L’artrite reumatoide (AR) è una patologia infiammatoria cronica autoimmune, che colpisce le articolazioni sia piccole che grandi, che diventano dolenti, tumefatte e vanno deformandosi con il tempo.
Molti studi scientifici stanno rivalutando THC e CBD come efficaci rimedi contro i sintomi di questa malattia. Uno studio pubblicato nel settembre 2020, rivela come il CBD abbia effetti sui fibroblasti sinoviali dell’artrite reumatoide (RASF). I RASF sono dei particolari tipi di cellule, con un ruolo importante nel percorso della malattia dell’AR perché sono coinvolti nella risposta infiammatoria alle articolazioni e nella distruzione articolare, in quanto secernono citochine pro-infiammatorie ed enzimi degradanti la matrice.

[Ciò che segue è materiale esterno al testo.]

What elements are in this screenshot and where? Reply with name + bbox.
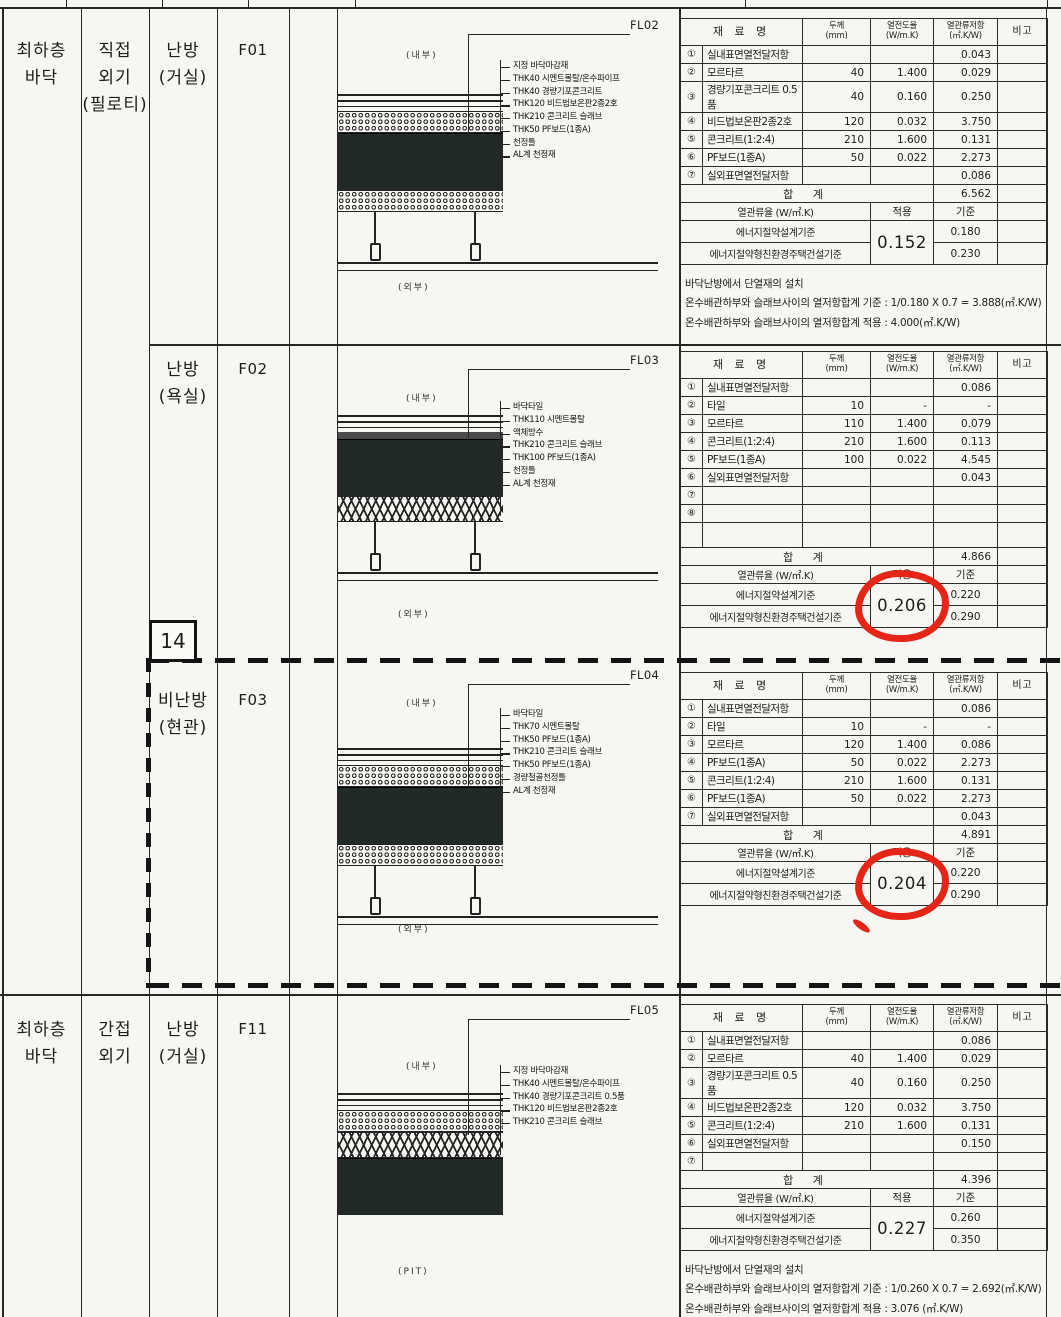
sum-value: 4.396 [934, 1171, 998, 1189]
annotation-list: 지정 바닥마감재THK40 시멘트몰탈/온수파이프THK40 경량기포콘크리트T… [500, 60, 620, 162]
remark-cell [998, 113, 1048, 131]
material-name: 비드법보온판2종2호 [703, 1099, 803, 1117]
conductivity-value: 0.022 [871, 754, 934, 772]
applied-header: 적용 [871, 1189, 934, 1207]
material-name: 실내표면열전달저항 [703, 700, 803, 718]
row-number: ⑤ [681, 451, 703, 469]
annotation-item: THK70 시멘트몰탈 [501, 721, 602, 734]
material-name: 콘크리트(1:2:4) [703, 772, 803, 790]
remark-cell [998, 606, 1048, 628]
material-row: ③경량기포콘크리트 0.5품400.1600.250 [681, 1068, 1048, 1099]
remark-cell [998, 415, 1048, 433]
row-number: ⑦ [681, 1153, 703, 1171]
material-row: ③경량기포콘크리트 0.5품400.1600.250 [681, 82, 1048, 113]
remark-cell [998, 700, 1048, 718]
row-number: ① [681, 379, 703, 397]
conductivity-value: 1.600 [871, 131, 934, 149]
floor-level-label: FL03 [630, 353, 659, 367]
thickness-header: 두께 (mm) [803, 673, 871, 700]
room-type-cell: 비난방 (현관) [149, 688, 217, 742]
remark-cell [998, 1153, 1048, 1171]
finish-line [338, 1105, 503, 1106]
u-value-header-row: 열관류율 (W/㎡.K)적용기준 [681, 566, 1048, 584]
floor-heating-notes: 바닥난방에서 단열재의 설치온수배관하부와 슬래브사이의 열저항합계 기준 : … [680, 1261, 1061, 1317]
thickness-value: 10 [803, 397, 871, 415]
conductivity-value: 0.022 [871, 451, 934, 469]
remark-cell [998, 548, 1048, 566]
conductivity-value: 0.022 [871, 149, 934, 167]
remark-cell [998, 131, 1048, 149]
material-name: 실내표면열전달저항 [703, 1032, 803, 1050]
resistance-header: 열관류저항 (㎡.K/W) [934, 1005, 998, 1032]
resistance-header: 열관류저항 (㎡.K/W) [934, 19, 998, 46]
annotation-item: THK210 콘크리트 슬래브 [501, 111, 620, 124]
calc-table-column: 재 료 명두께 (mm)열전도율 (W/m.K)열관류저항 (㎡.K/W)비고①… [680, 18, 1061, 333]
finish-line [338, 415, 503, 417]
sum-row: 합 계4.866 [681, 548, 1048, 566]
row-number: ④ [681, 754, 703, 772]
thickness-value [803, 523, 871, 548]
remark-cell [998, 469, 1048, 487]
resistance-value: 2.273 [934, 149, 998, 167]
concrete-slab-band [338, 439, 503, 496]
conductivity-value: 1.400 [871, 64, 934, 82]
insulation-zigzag-band [338, 496, 503, 522]
resistance-value [934, 505, 998, 523]
conductivity-value [871, 523, 934, 548]
material-row: ⑤콘크리트(1:2:4)2101.6000.131 [681, 772, 1048, 790]
thickness-value [803, 1135, 871, 1153]
material-row: ①실내표면열전달저항0.086 [681, 700, 1048, 718]
annotation-list: 바닥타일THK110 시멘트몰탈액체방수THK210 콘크리트 슬래브THK10… [500, 401, 602, 490]
criteria-row: 에너지절약형친환경주택건설기준0.230 [681, 243, 1048, 265]
fl-leader-line [468, 369, 630, 370]
thickness-header: 두께 (mm) [803, 19, 871, 46]
remark-cell [998, 1117, 1048, 1135]
annotation-item: 바닥타일 [501, 401, 602, 414]
material-row: ⑤콘크리트(1:2:4)2101.6000.131 [681, 1117, 1048, 1135]
hanger-bolt [374, 866, 376, 899]
remark-cell [998, 1171, 1048, 1189]
annotation-list: 지정 바닥마감재THK40 시멘트몰탈/온수파이프THK40 경량기포콘크리트 … [500, 1065, 625, 1129]
detail-code-cell: F11 [217, 1017, 289, 1041]
material-header: 재 료 명 [681, 673, 803, 700]
conductivity-value: - [871, 397, 934, 415]
remark-cell [998, 718, 1048, 736]
resistance-value: 0.079 [934, 415, 998, 433]
fl-leader-line [468, 34, 630, 35]
u-value-label: 열관류율 (W/㎡.K) [681, 203, 871, 221]
finish-line [338, 421, 503, 423]
finish-line [338, 760, 503, 761]
criteria-row: 에너지절약설계기준0.2270.260 [681, 1207, 1048, 1229]
material-name: 실외표면열전달저항 [703, 469, 803, 487]
applied-header: 적용 [871, 203, 934, 221]
calc-table-column: 재 료 명두께 (mm)열전도율 (W/m.K)열관류저항 (㎡.K/W)비고①… [680, 1004, 1061, 1317]
thickness-value: 40 [803, 64, 871, 82]
row-number: ⑥ [681, 790, 703, 808]
conductivity-value: 0.032 [871, 1099, 934, 1117]
annotation-item: 경량철골천정틀 [501, 772, 602, 785]
standard-u-value: 0.220 [934, 862, 998, 884]
resistance-value: 0.086 [934, 379, 998, 397]
table-header-row: 재 료 명두께 (mm)열전도율 (W/m.K)열관류저항 (㎡.K/W)비고 [681, 1005, 1048, 1032]
section-F03: 비난방 (현관)F03FL04(내부)(외부)바닥타일THK70 시멘트몰탈TH… [0, 660, 1061, 994]
criteria-row: 에너지절약설계기준0.2040.220 [681, 862, 1048, 884]
criteria-label: 에너지절약설계기준 [681, 584, 871, 606]
material-header: 재 료 명 [681, 352, 803, 379]
resistance-value: - [934, 718, 998, 736]
material-header: 재 료 명 [681, 19, 803, 46]
red-circle-tail [851, 917, 871, 934]
remark-cell [998, 433, 1048, 451]
resistance-value: 0.131 [934, 131, 998, 149]
construction-layer-bands [338, 748, 503, 866]
material-name [703, 487, 803, 505]
resistance-value [934, 1153, 998, 1171]
applied-header: 적용 [871, 566, 934, 584]
annotation-item: 천정틀 [501, 465, 602, 478]
finish-line [338, 748, 503, 750]
material-name: 실외표면열전달저항 [703, 808, 803, 826]
material-name: 실외표면열전달저항 [703, 167, 803, 185]
conductivity-value: 1.600 [871, 772, 934, 790]
waterproof-band [338, 432, 503, 439]
note-line: 바닥난방에서 단열재의 설치 [685, 1261, 1061, 1280]
calc-table-column: 재 료 명두께 (mm)열전도율 (W/m.K)열관류저항 (㎡.K/W)비고①… [680, 672, 1061, 906]
annotation-item: THK50 PF보드(1종A) [501, 124, 620, 137]
table-header-row: 재 료 명두께 (mm)열전도율 (W/m.K)열관류저항 (㎡.K/W)비고 [681, 19, 1048, 46]
material-row: ⑦실외표면열전달저항0.086 [681, 167, 1048, 185]
remark-cell [998, 167, 1048, 185]
row-number: ④ [681, 1099, 703, 1117]
applied-u-value: 0.206 [871, 584, 934, 628]
criteria-row: 에너지절약형친환경주택건설기준0.290 [681, 884, 1048, 906]
annotation-item: 액체방수 [501, 427, 602, 440]
thickness-value [803, 1032, 871, 1050]
material-name: PF보드(1종A) [703, 451, 803, 469]
conductivity-header: 열전도율 (W/m.K) [871, 1005, 934, 1032]
conductivity-value [871, 700, 934, 718]
remark-cell [998, 736, 1048, 754]
criteria-label: 에너지절약형친환경주택건설기준 [681, 243, 871, 265]
thickness-value: 210 [803, 1117, 871, 1135]
conductivity-value [871, 1032, 934, 1050]
thickness-value: 210 [803, 772, 871, 790]
ceiling-lines [338, 572, 658, 581]
row-number: ③ [681, 82, 703, 113]
construction-layer-bands [338, 94, 503, 212]
row-number: ④ [681, 433, 703, 451]
material-annotations: 지정 바닥마감재THK40 시멘트몰탈/온수파이프THK40 경량기포콘크리트T… [500, 60, 620, 162]
material-name: 타일 [703, 397, 803, 415]
conductivity-value [871, 46, 934, 64]
material-row: ⑥PF보드(1종A)500.0222.273 [681, 790, 1048, 808]
outer-side-label: (외부) [398, 280, 430, 293]
criteria-row: 에너지절약형친환경주택건설기준0.290 [681, 606, 1048, 628]
conductivity-header: 열전도율 (W/m.K) [871, 673, 934, 700]
sum-label: 합 계 [681, 185, 934, 203]
ceiling-hanger-row [338, 866, 658, 916]
remark-cell [998, 1135, 1048, 1153]
inner-side-label: (내부) [406, 48, 438, 61]
material-row: ④비드법보온판2종2호1200.0323.750 [681, 113, 1048, 131]
annotation-item: 지정 바닥마감재 [501, 60, 620, 73]
criteria-row: 에너지절약설계기준0.2060.220 [681, 584, 1048, 606]
material-name: 모르타르 [703, 1050, 803, 1068]
material-row: ②모르타르401.4000.029 [681, 1050, 1048, 1068]
resistance-value: 0.131 [934, 772, 998, 790]
room-type-cell: 난방 (거실) [149, 1017, 217, 1071]
conductivity-value [871, 505, 934, 523]
grid-top-stub [745, 0, 746, 7]
remark-cell [998, 64, 1048, 82]
thickness-value: 40 [803, 82, 871, 113]
remark-cell [998, 46, 1048, 64]
remark-cell [998, 185, 1048, 203]
insulation-detail-sheet: 14 최하층 바닥직접 외기 (필로티)난방 (거실)F01FL02(내부)(외… [0, 0, 1061, 1317]
row-number [681, 523, 703, 548]
finish-line [338, 106, 503, 107]
remark-cell [998, 1032, 1048, 1050]
annotation-item: THK40 시멘트몰탈/온수파이프 [501, 73, 620, 86]
insulation-hatch-band [338, 765, 503, 787]
row-number: ⑥ [681, 1135, 703, 1153]
thickness-value: 120 [803, 736, 871, 754]
thickness-value: 120 [803, 113, 871, 131]
thickness-value: 50 [803, 790, 871, 808]
material-name: 모르타르 [703, 415, 803, 433]
fl-leader-line [468, 684, 469, 790]
remark-cell [998, 1050, 1048, 1068]
annotation-item: THK50 PF보드(1종A) [501, 759, 602, 772]
revision-marker-box: 14 [149, 620, 197, 662]
resistance-value: - [934, 397, 998, 415]
fl-leader-line [468, 1019, 630, 1020]
annotation-item: THK210 콘크리트 슬래브 [501, 746, 602, 759]
material-row: ⑤PF보드(1종A)1000.0224.545 [681, 451, 1048, 469]
conductivity-value: 0.032 [871, 113, 934, 131]
annotation-item: THK40 경량기포콘크리트 0.5품 [501, 1091, 625, 1104]
resistance-value: 0.086 [934, 700, 998, 718]
conductivity-value [871, 167, 934, 185]
sum-row: 합 계6.562 [681, 185, 1048, 203]
thickness-value [803, 379, 871, 397]
conductivity-value: 0.160 [871, 82, 934, 113]
material-annotations: 바닥타일THK110 시멘트몰탈액체방수THK210 콘크리트 슬래브THK10… [500, 401, 602, 490]
floor-type-cell: 최하층 바닥 [2, 1017, 81, 1071]
criteria-label: 에너지절약형친환경주택건설기준 [681, 1229, 871, 1251]
insulation-hatch-band [338, 1110, 503, 1132]
remark-header: 비고 [998, 352, 1048, 379]
inner-side-label: (내부) [406, 391, 438, 404]
material-name: 콘크리트(1:2:4) [703, 433, 803, 451]
thickness-value: 50 [803, 149, 871, 167]
annotation-list: 바닥타일THK70 시멘트몰탈THK50 PF보드(1종A)THK210 콘크리… [500, 708, 602, 797]
remark-cell [998, 844, 1048, 862]
annotation-item: AL계 천정재 [501, 785, 602, 798]
thickness-value [803, 46, 871, 64]
material-row: ①실내표면열전달저항0.086 [681, 1032, 1048, 1050]
annotation-item: THK120 비드법보온판2종2호 [501, 98, 620, 111]
resistance-value: 0.043 [934, 808, 998, 826]
thickness-value: 40 [803, 1050, 871, 1068]
row-number: ⑤ [681, 772, 703, 790]
outer-side-label: (PIT) [398, 1267, 429, 1277]
ceiling-lines [338, 262, 658, 271]
floor-level-label: FL02 [630, 18, 659, 32]
u-value-table: 재 료 명두께 (mm)열전도율 (W/m.K)열관류저항 (㎡.K/W)비고①… [680, 672, 1048, 906]
thickness-value: 110 [803, 415, 871, 433]
row-number: ⑥ [681, 149, 703, 167]
conductivity-value [871, 469, 934, 487]
criteria-row: 에너지절약설계기준0.1520.180 [681, 221, 1048, 243]
u-value-header-row: 열관류율 (W/㎡.K)적용기준 [681, 1189, 1048, 1207]
row-number: ⑤ [681, 1117, 703, 1135]
material-row [681, 523, 1048, 548]
conductivity-value: 1.400 [871, 415, 934, 433]
floor-level-label: FL04 [630, 668, 659, 682]
row-number: ③ [681, 736, 703, 754]
u-value-label: 열관류율 (W/㎡.K) [681, 844, 871, 862]
remark-cell [998, 862, 1048, 884]
remark-cell [998, 1099, 1048, 1117]
conductivity-value [871, 808, 934, 826]
material-name: 비드법보온판2종2호 [703, 113, 803, 131]
material-name: PF보드(1종A) [703, 754, 803, 772]
u-value-header-row: 열관류율 (W/㎡.K)적용기준 [681, 203, 1048, 221]
standard-u-value: 0.290 [934, 884, 998, 906]
remark-header: 비고 [998, 19, 1048, 46]
criteria-label: 에너지절약설계기준 [681, 221, 871, 243]
criteria-label: 에너지절약설계기준 [681, 862, 871, 884]
annotation-item: THK40 시멘트몰탈/온수파이프 [501, 1078, 625, 1091]
material-annotations: 지정 바닥마감재THK40 시멘트몰탈/온수파이프THK40 경량기포콘크리트 … [500, 1065, 625, 1129]
sum-label: 합 계 [681, 548, 934, 566]
calc-table-column: 재 료 명두께 (mm)열전도율 (W/m.K)열관류저항 (㎡.K/W)비고①… [680, 351, 1061, 628]
row-number: ② [681, 64, 703, 82]
material-header: 재 료 명 [681, 1005, 803, 1032]
remark-cell [998, 1207, 1048, 1229]
standard-u-value: 0.220 [934, 584, 998, 606]
conductivity-value: 1.600 [871, 433, 934, 451]
construction-layer-bands [338, 415, 503, 522]
thickness-value: 10 [803, 718, 871, 736]
row-number: ① [681, 46, 703, 64]
remark-cell [998, 884, 1048, 906]
finish-line [338, 1099, 503, 1101]
material-name: 모르타르 [703, 64, 803, 82]
section-F11: 최하층 바닥간접 외기난방 (거실)F11FL05(내부)(PIT)지정 바닥마… [0, 995, 1061, 1317]
standard-header: 기준 [934, 566, 998, 584]
ceiling-hanger-row [338, 522, 658, 572]
resistance-value: 0.250 [934, 1068, 998, 1099]
material-name: 타일 [703, 718, 803, 736]
room-type-cell: 난방 (욕실) [149, 357, 217, 411]
u-value-header-row: 열관류율 (W/㎡.K)적용기준 [681, 844, 1048, 862]
inner-side-label: (내부) [406, 696, 438, 709]
fl-leader-line [468, 369, 469, 457]
criteria-label: 에너지절약형친환경주택건설기준 [681, 606, 871, 628]
row-number: ③ [681, 415, 703, 433]
resistance-value: 0.029 [934, 64, 998, 82]
conductivity-value: 1.600 [871, 1117, 934, 1135]
concrete-slab-band [338, 133, 503, 190]
row-number: ⑥ [681, 469, 703, 487]
conductivity-value: 0.160 [871, 1068, 934, 1099]
standard-u-value: 0.290 [934, 606, 998, 628]
hanger-bolt [474, 522, 476, 555]
hanger-bolt [374, 212, 376, 245]
sum-row: 합 계4.396 [681, 1171, 1048, 1189]
annotation-item: 지정 바닥마감재 [501, 1065, 625, 1078]
fl-leader-line [468, 1019, 469, 1135]
thickness-value [803, 505, 871, 523]
remark-cell [998, 584, 1048, 606]
thickness-header: 두께 (mm) [803, 352, 871, 379]
finish-line [338, 1093, 503, 1095]
resistance-value: 0.131 [934, 1117, 998, 1135]
remark-cell [998, 790, 1048, 808]
exposure-type-cell: 간접 외기 [81, 1017, 149, 1071]
thickness-value [803, 1153, 871, 1171]
material-row: ④PF보드(1종A)500.0222.273 [681, 754, 1048, 772]
remark-cell [998, 243, 1048, 265]
inner-side-label: (내부) [406, 1059, 438, 1072]
remark-cell [998, 487, 1048, 505]
material-row: ⑥PF보드(1종A)500.0222.273 [681, 149, 1048, 167]
material-row: ⑦실외표면열전달저항0.043 [681, 808, 1048, 826]
outer-side-label: (외부) [398, 607, 430, 620]
exposure-type-cell: 직접 외기 (필로티) [81, 38, 149, 120]
thickness-value: 100 [803, 451, 871, 469]
sum-value: 4.891 [934, 826, 998, 844]
u-value-label: 열관류율 (W/㎡.K) [681, 566, 871, 584]
material-name: 경량기포콘크리트 0.5품 [703, 82, 803, 113]
applied-u-value: 0.152 [871, 221, 934, 265]
note-line: 온수배관하부와 슬래브사이의 열저항합계 적용 : 4.000(㎡.K/W) [685, 314, 1061, 333]
remark-cell [998, 754, 1048, 772]
material-name: PF보드(1종A) [703, 790, 803, 808]
material-name [703, 1153, 803, 1171]
resistance-value: 0.086 [934, 167, 998, 185]
remark-cell [998, 1229, 1048, 1251]
thickness-header: 두께 (mm) [803, 1005, 871, 1032]
grid-top-stub [66, 0, 67, 7]
material-row: ⑦ [681, 487, 1048, 505]
insulation-zigzag-band [338, 1132, 503, 1158]
thickness-value [803, 700, 871, 718]
remark-cell [998, 808, 1048, 826]
material-row: ④비드법보온판2종2호1200.0323.750 [681, 1099, 1048, 1117]
fl-leader-line [468, 684, 630, 685]
remark-cell [998, 772, 1048, 790]
annotation-item: THK110 시멘트몰탈 [501, 414, 602, 427]
thickness-value [803, 469, 871, 487]
conductivity-value: 1.400 [871, 736, 934, 754]
sum-label: 합 계 [681, 1171, 934, 1189]
concrete-slab-band [338, 1158, 503, 1215]
conductivity-value: 0.022 [871, 790, 934, 808]
remark-cell [998, 379, 1048, 397]
row-number: ② [681, 1050, 703, 1068]
row-number: ① [681, 700, 703, 718]
material-row: ⑥실외표면열전달저항0.043 [681, 469, 1048, 487]
resistance-value: 0.029 [934, 1050, 998, 1068]
note-line: 바닥난방에서 단열재의 설치 [685, 275, 1061, 294]
annotation-item: THK120 비드법보온판2종2호 [501, 1103, 625, 1116]
resistance-value: 0.113 [934, 433, 998, 451]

Lo studio si è concentrato su 40 pazienti affetti da artrite reumatoide sottoposti ad un intervento di sostituzione del ginocchio. Gli studiosi hanno analizzato l’effetto del CBD che ha dimostrato di ridurre la produzione di molecole di segnalazione pro-infiammatorie da parte del RASF e di aumentare i livelli di calcio intracellulare che innescano la via della morte cellulare, riducendo così la vitalità del RASF stesso. Probabilmente il CBD agisce attivando il potenziale recettore transitorio ankyrin (TRPA1), un canale ionico situato sulla membrana plasmatica di molte cellule umane e animali e, centrale, per le attività distruttive di RASF. Questi effetti sono particolarmente evidenti in condizioni infiammatorie, di conseguenza il CBD potrebbe migliorare i sintomi e il decorso della malattia andando a colpire direttamente i fibroblasti sinoviali in condizioni infiammatorie, che sono appunto caratteristiche di questa patologia.
Il potere antinfiammatorio del CBD è ormai conosciuto in ambito medico, come anche l’assenza dell’attività psicotropa, questa però è la prima volta che viene dimostrata la sua attività antiartritica.
Al momento i pazienti che soffrono di forme reumatiche di tipo acuto o cronico vengono prontamente indirizzate dai medici verso l’utilizzo dei classici antinfiammatori o antidolorifici, che sono molto utili in quanto riescono a tenere a bada il dolore e dare sollievo per qualche ora. Normalmente se la forma acuta si risolve in poco tempo questa è sicuramente la strategia migliore ma se, come nella maggior parte dei casi, la patologia perdura per più di 30 giorni, gli effetti collaterali di questi farmaci si fanno sentire. L’abuso di antinfiammatori non steroidei (FANS) può portare all’insorgenza anche rapida di insufficienza epatica, renale, cardiaca, ulcere ed emorragie intestinali. Per non parlare poi del comunissimo reflusso gastro esofageo. Se poi parliamo degli antidolorifici derivanti dagli oppiacei il rischio è ancora maggiore e i casi di dipendenza anche in seguito a consumo di breve periodo sono altissimi e hanno conseguenze spesso anche mortali.
Per questo motivo l’uso di CBD potrebbe essere una valida strategia nella lotta contro questa dolorosa patologia, potrebbe essere utilizzato quando possibile, in combinazione con gli altri farmaci andandone a diminuire drasticamente le dosi e gli effetti collaterali. Al momento gli studi non sono molti ma quelli che sono stati effettuati sono molto confortanti e ci fanno sperare in un futuro migliore per le persone affette da AR.